Hundreds of years ago, Hawaiian kings gave subordinate rulers thin strips stretching from volcano to sea. This  practice, called ahupua'a (a-hoo-pooh-a-ha), was abolished in the 19th century.  Much of the land was split up and sold as the price for land skyrocketed.

Henry Rice is a fifth-generation Hawaii native. Along with his wife, he lives on one of the few nearly intact ahupua'a left in the islands. Rice's 10,000 acres of ranchland stretches from the top of Mount Haleakala towards  Maui's south shore. Their ranch, named Ka'ono'ulu, has been appraised for close to $50,000,000.

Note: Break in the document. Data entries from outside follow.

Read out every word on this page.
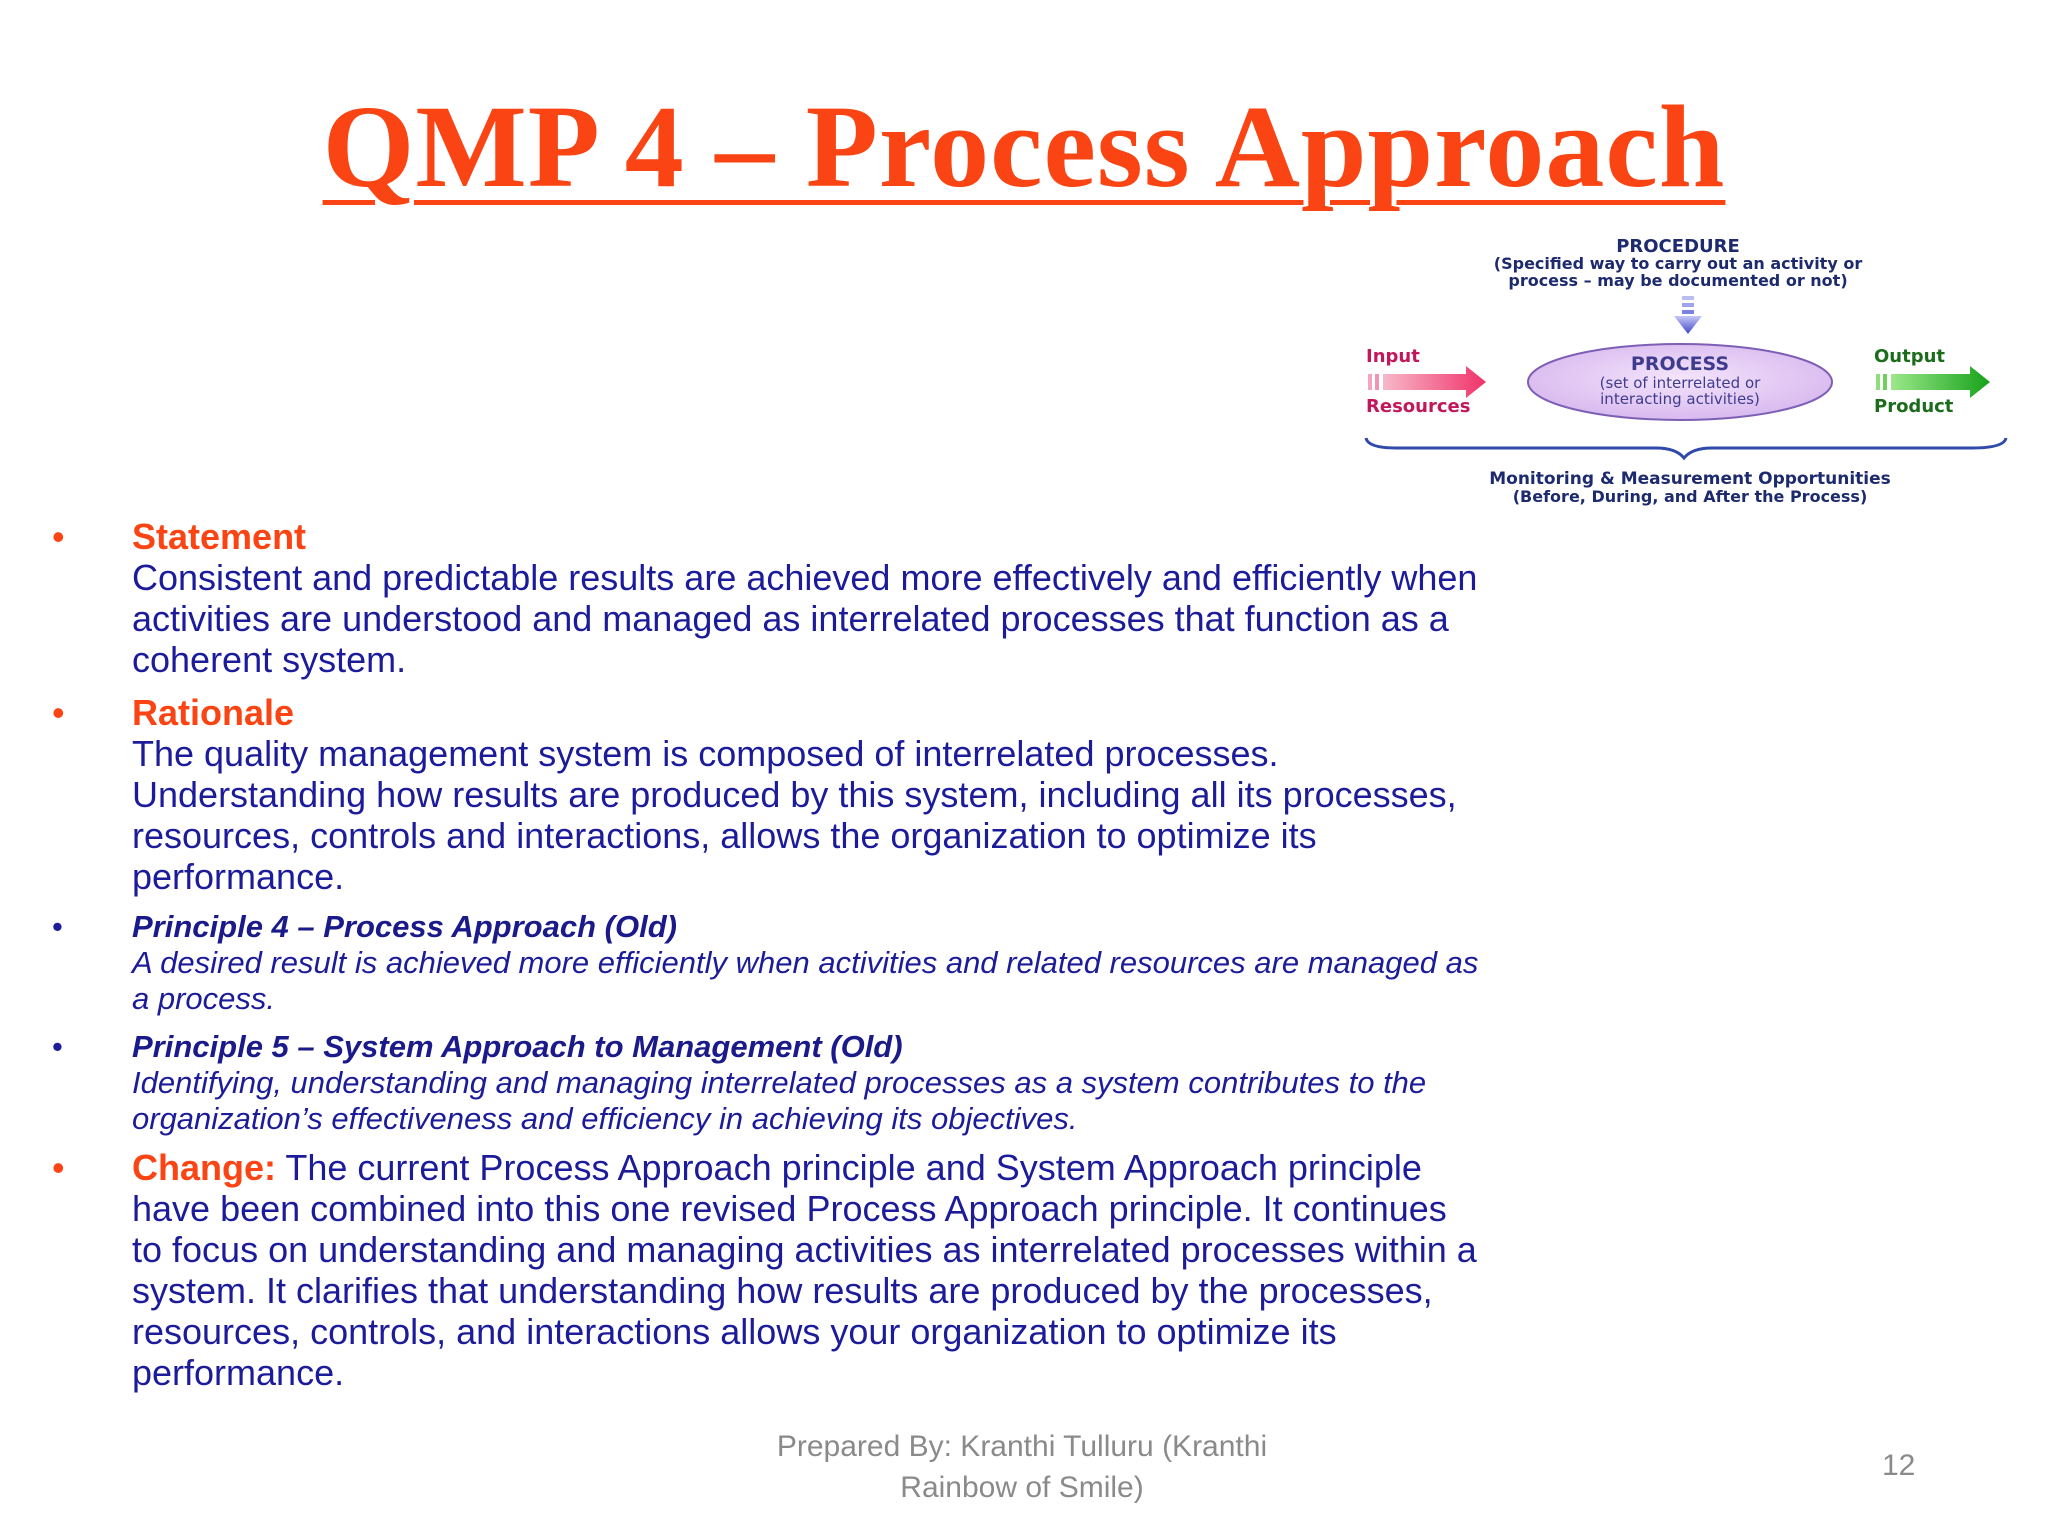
QMP 4 – Process Approach
PROCEDURE
(Specified way to carry out an activity or
process – may be documented or not)
Input
Resources
PROCESS
(set of interrelated or
interacting activities)
Output
Product
Monitoring & Measurement Opportunities
(Before, During, and After the Process)
• Statement
Consistent and predictable results are achieved more effectively and efficiently when activities are understood and managed as interrelated processes that function as a coherent system.
• Rationale
The quality management system is composed of interrelated processes. Understanding how results are produced by this system, including all its processes, resources, controls and interactions, allows the organization to optimize its performance.
• Principle 4 – Process Approach (Old)
A desired result is achieved more efficiently when activities and related resources are managed as a process.
• Principle 5 – System Approach to Management (Old)
Identifying, understanding and managing interrelated processes as a system contributes to the organization’s effectiveness and efficiency in achieving its objectives.
• Change: The current Process Approach principle and System Approach principle have been combined into this one revised Process Approach principle. It continues to focus on understanding and managing activities as interrelated processes within a system. It clarifies that understanding how results are produced by the processes, resources, controls, and interactions allows your organization to optimize its performance.
Prepared By: Kranthi Tulluru (Kranthi Rainbow of Smile)
12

The Rices say they will never sell what's left. Ranch life is fast disappearing from Hawaii, and the family has employed the same native Hawaiian cowboys, called paniolos, for decades.

The Rices live in a Cape Cod-style home built by Mr. Rice's grandfather in 1917. It has been immaculately preserved.  Ka'ono'ulu also has a dozen houses for cowboys and guests.

Outside, horses graze in a corral, and a small tack barn is filled with saddles dating back to Mr. Rice's grandfather's days, when Hawaii's cattle industry was booming. Cattle arrived on the islands in 1793.

Local chiefs created ahupua'a so the island's natural resources --forests, arable lands, and shorelines -- were evenly divided.  Mr. Rice's ahupua'a was first handed to a Hawaiian, who sold it to a Chinese potato farmer, who sold it to a sugar magnate, who sold it to his grandfather in 1916.

Mr. Rice learned the ins and outs of cattle ranching from his grandfather. He went to college, then took a five-year job running a ranch on Molokai.

Seeking a good education for his twoc hildren, Rice then moved his family to Oahu. His daughter attended  Punahou School and was in the same class as President Barack Obama.

In the meantime, Mr. Rice went into banking.  Madelyn Dunham, a bank vice president and Mr. Obama's late grandmother, was a beloved mentors. "I think I still have a scar on my back from her training," he joked.

Mr. Rice returned to his family's ahupua'a in 1990. Today he is general partner and resuming his childhood duties of weaning and branding cattle and mending pipes and fences.